Genetic Contributions to the Development of Complications in Preterm Newborns

Aim: We aimed to identify specific polymorphisms of genes encoding for vascular endothelial growth factor A (VEGFA), endothelial nitric oxide synthase (eNOS), renin-angiotensin system (angiotensinogen gene [AGT], angiotensinogen type 1 receptor [AGTR1], angiotensin-converting enzyme [ACE]), and heme oxygenase-1 (HMOX-1) in a cohort of preterm infants and correlate their presence with the development of respiratory distress syndrome (RDS) requiring mechanical ventilation (MV), bronchopulmonary dysplasia (BPD), intraventricular hemorrhage (IVH) and retinopathy of prematurity (ROP).

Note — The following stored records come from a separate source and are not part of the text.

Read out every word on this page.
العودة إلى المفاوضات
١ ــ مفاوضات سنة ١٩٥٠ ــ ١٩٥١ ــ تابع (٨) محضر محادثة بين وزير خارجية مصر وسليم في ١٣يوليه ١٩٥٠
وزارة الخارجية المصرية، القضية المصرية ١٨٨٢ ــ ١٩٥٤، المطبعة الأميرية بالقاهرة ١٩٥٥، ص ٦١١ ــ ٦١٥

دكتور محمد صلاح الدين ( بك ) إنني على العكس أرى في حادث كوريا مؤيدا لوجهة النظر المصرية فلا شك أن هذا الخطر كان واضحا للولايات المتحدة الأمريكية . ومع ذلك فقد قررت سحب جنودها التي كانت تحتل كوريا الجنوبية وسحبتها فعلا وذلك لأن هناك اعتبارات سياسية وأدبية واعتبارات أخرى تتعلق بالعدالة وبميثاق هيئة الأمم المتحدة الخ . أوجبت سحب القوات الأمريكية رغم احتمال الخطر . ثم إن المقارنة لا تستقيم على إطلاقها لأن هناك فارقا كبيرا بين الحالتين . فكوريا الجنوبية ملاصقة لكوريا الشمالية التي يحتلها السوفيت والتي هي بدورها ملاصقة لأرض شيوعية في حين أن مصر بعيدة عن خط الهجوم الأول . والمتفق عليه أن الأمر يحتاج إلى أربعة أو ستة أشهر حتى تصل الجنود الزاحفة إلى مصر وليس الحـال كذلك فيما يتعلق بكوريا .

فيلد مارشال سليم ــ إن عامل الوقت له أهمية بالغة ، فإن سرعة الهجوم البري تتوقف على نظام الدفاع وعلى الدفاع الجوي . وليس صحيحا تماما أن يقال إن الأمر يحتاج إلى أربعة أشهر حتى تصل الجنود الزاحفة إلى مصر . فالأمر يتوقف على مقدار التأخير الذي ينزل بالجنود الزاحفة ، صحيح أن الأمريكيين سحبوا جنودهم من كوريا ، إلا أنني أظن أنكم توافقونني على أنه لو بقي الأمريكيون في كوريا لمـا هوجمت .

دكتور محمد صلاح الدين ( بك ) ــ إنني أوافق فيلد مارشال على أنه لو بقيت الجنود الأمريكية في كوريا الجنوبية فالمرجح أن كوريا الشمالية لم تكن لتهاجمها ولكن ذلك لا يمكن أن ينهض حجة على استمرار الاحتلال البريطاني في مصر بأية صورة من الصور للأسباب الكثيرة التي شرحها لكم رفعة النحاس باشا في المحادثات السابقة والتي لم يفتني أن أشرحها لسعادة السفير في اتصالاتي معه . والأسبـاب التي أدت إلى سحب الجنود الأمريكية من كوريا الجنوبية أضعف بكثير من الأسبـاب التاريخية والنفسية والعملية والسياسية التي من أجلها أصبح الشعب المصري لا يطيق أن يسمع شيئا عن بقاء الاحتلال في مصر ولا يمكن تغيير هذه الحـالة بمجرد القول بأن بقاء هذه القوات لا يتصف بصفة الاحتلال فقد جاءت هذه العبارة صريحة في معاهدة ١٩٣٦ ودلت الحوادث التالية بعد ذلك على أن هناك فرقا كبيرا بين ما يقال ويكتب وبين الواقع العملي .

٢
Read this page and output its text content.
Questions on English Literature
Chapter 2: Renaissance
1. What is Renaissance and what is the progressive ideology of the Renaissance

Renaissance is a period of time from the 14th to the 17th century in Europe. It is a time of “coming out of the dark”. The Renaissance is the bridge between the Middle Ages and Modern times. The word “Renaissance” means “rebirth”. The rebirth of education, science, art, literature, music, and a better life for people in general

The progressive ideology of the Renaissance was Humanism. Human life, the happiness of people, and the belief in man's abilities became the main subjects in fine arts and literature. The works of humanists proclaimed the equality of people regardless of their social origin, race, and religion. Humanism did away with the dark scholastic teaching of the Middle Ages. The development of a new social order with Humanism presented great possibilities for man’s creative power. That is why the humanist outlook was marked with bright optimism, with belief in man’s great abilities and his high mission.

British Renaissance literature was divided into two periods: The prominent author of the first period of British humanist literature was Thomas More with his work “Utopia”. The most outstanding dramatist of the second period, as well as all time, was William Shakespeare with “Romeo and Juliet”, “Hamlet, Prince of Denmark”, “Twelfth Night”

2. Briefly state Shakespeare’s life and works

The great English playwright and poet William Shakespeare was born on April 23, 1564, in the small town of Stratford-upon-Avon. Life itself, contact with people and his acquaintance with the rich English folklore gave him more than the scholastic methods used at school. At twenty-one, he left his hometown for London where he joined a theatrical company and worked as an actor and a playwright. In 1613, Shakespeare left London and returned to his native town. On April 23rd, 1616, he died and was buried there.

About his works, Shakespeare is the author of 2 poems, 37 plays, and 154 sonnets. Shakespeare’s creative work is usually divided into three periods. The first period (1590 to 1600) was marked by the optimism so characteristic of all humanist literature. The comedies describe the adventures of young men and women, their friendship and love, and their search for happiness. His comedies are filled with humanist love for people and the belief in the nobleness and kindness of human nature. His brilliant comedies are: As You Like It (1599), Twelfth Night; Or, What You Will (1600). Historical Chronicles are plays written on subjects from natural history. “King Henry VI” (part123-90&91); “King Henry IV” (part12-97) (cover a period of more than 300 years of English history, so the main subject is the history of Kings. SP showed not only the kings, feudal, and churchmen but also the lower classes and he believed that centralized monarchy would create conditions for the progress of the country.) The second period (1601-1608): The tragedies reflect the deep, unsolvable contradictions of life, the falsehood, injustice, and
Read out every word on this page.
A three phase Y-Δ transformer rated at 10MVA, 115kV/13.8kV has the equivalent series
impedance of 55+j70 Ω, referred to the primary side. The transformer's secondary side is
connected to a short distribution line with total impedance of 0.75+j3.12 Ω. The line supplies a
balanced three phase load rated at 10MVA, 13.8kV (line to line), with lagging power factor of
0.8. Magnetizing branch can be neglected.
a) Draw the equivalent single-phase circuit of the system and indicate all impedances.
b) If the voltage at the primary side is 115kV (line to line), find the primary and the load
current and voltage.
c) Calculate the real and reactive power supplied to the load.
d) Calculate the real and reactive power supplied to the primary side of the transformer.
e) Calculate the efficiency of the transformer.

Study Design: We carried out a retrospective study to evaluate the allele frequency and genotype distribution of polymorphisms of VEGFA, eNOS, AGT, AGTR1, ACE, and HMOX-1 in a population of preterm neonates (n=342) with a gestational age ≤28 weeks according to the presence or absence of RDS requiring MV, BPD, IVH, or ROP. Moreover, we evaluated through the haplotype reconstruction analysis whether combinations of the selected polymorphisms are related to the occurrence of RDS, BPD, IVH and ROP. Results: In our population 157 infants developed RDS requiring MV, 71 BPD, 70 IVH, and 43 ROP. We found that TC+CC rs2070744 eNOS (41.7 vs. 25.4%, p=0.01) and GT+TT rs1799983 eNOS (51.8 vs. 35.2%, p=0.01) polymorphisms are independent risk factors for BPD. Haplotype reconstruction showed that haplotypes in VEGF and eNOS are significantly associated with different effects on RDS, BPD, IVH, and ROP in our population. Conclusions: We found that TC+CC rs2070744 eNOS and GT+TT rs1799983 eNOS polymorphisms are independent predictors of an increased risk of developing BPD. Haplotypes of VEGFA and eNOS may be independent protective or risk markers for prematurity complications.